Büyük Selçuklu Devleti: Daha önce Oğuzlar ve Oğuz Yabgu Devleti üzerine yayınlanan bölümde Oğuzlar konusuna bir nebze değinilmişti. Oğuzların Kınık boyuna mensup olan hanedan, adını Oğuz Devleti’nin ordu kumandanı Selçuk Bey’den alır. Selçuk Bey’in Mikail, Arslan (İsrail), Musa, Yusuf ve Yunus adlı beş oğlu vardı. Gayri Müslimlerle bir savaşta şehit düşen Mikail’in Davud (Çağrı Bey) ve Muhammed (Tuğrul Bey) isimli iki oğlu, dedeleri Selçuk Bey tarafından yetiştirildiler.   Selçuk Bey 961’de Yenikent’ten Cend (Cent) şehrine gelerek beyliğin merkezi yaptı. Karahanlıların baskısına karşı mücadele eden Samani Hükümdarı İsmail b.

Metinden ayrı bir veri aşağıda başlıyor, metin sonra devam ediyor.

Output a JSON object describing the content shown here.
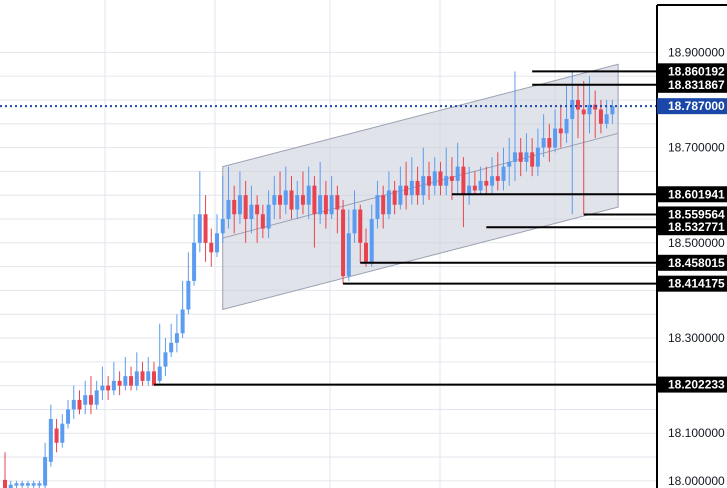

Noh ei-Müntasır Cend’e gelip yardım isteyince Selçuk Bey onun isteğini kabul etti.

Selçuk Bey, oğlu Arslan Yabgu komutasındaki bir orduyu Karahanlılar üzerine gönderdi. Bu ordu, Semerkant yakınlarındaki Kohek’te karşılaştığı Karahanlı komutanı Subaşı Tegin’i yenilgiye uğrattı. Karahanlı Hükümdarı İlig Han Nasr, yenilgi haberini alır almaz ordusuyla Semerkant’a geldi. Ancak Oğuzlar bir gece baskınıyla Ağustos 1003 yılında onu da yendiler.

Selçuk Bey 1007’de ölünce yerine geçen Arslan Yabgu’nun doğrudan kendisine bağlı 4000 süvariden oluşan bir kuvveti vardı. Ayrıca Selçuk Bey’in diğer oğulları Yusuf ile (Yinal) Musa’nın, torunları Çağrı ve Tuğrul beylerin de kendi askerleri vardı. 1020-21döneminde Karahanlı hanedanına mensup Ali Tegin, Buhara’ya hakim olup ülkesini genişletmeye başladığı sırada Selçuklulara bağlı diğer Oğuz boyları da Cend yöresinden Buhara bölgesine intikal ettiler. İki tarafa arasında oluşturulan güçlü ittifak ve büyük bir ihtimalle Arslan Yabgu’nun desteği sayesinde Ali Tegin’in Buhara’yı ele geçirdiği değerlendirmesi yaygındır.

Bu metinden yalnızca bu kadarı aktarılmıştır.